Segundo, monitoreo de riesgos adaptado al contexto local. Los códigos cambian de país en país. Sin observación sistemática y contextualizada, es imposible prevenir.

Tercero, campañas de prevención que hablen el lenguaje juvenil. Las advertencias tradicionales ya no compiten con el ritmo y la estética de las redes.

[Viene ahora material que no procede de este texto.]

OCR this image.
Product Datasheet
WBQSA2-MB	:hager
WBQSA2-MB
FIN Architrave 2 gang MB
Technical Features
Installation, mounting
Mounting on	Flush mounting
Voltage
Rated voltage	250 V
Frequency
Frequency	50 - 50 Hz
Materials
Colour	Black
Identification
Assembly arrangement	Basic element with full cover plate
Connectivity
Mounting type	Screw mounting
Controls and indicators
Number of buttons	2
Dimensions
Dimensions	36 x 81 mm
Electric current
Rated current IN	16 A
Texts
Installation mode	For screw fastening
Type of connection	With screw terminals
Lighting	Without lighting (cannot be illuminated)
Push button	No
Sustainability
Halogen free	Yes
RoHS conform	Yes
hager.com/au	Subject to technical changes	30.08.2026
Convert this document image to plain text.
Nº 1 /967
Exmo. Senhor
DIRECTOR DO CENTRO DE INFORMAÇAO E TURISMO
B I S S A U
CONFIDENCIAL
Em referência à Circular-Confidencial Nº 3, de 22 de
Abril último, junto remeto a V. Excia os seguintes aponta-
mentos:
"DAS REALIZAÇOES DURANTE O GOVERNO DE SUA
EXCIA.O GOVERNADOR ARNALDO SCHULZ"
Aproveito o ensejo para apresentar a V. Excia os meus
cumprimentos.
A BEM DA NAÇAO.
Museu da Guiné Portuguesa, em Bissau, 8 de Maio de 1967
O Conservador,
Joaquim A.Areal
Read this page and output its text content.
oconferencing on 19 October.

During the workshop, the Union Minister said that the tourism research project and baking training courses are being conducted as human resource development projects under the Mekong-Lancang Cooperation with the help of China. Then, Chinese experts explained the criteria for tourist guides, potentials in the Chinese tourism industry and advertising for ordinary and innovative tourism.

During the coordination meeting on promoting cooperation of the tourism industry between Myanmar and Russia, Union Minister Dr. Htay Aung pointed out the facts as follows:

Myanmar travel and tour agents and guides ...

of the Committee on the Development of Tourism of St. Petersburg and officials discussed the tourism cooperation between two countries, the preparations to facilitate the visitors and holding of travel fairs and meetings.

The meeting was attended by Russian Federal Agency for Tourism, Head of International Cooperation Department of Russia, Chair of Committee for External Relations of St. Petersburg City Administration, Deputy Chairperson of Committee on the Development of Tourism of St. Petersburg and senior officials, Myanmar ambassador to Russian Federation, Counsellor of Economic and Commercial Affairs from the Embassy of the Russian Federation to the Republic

La comunicación preventiva debe ser tan atractiva como el contenido que intenta contrarrestar.

Y finalmente, nuevas métricas de riesgo digital. Si no se miden la exposición, la repetición y la velocidad con la que ciertos contenidos se difunden, no se puede intervenir a tiempo.

Cuando lo peligroso se vuelve cotidiano

Este debate no es solo tecnológico: es una cuestión de cultura, psicología, desigualdad, comunidad. La violencia ha encontrado un nuevo territorio: el algoritmo, el feed, el scroll interminable.

Si Ecuador ignora esta puerta silenciosa, estará dejando que la violencia organizada se infiltre en la cotidianidad de sus jóvenes sin levantar sospechas. Pero si actuamos con previsión, educación consciente y comunicación estratégica —como sociedad, Estado y comunidad—, podremos evitar más daños.

Este tipo de exposición tiene un efecto preocupante: normaliza la violencia. Para muchos adolescentes, ese contenido puede parecer tan inofensivo como cualquier tendencia viral. Padres, madres y docentes muchas veces no lo identifican como una señal de riesgo, porque no se presenta como amenaza, sino como entretenimiento. La frontera entre lo banal y lo peligroso se vuelve borrosa.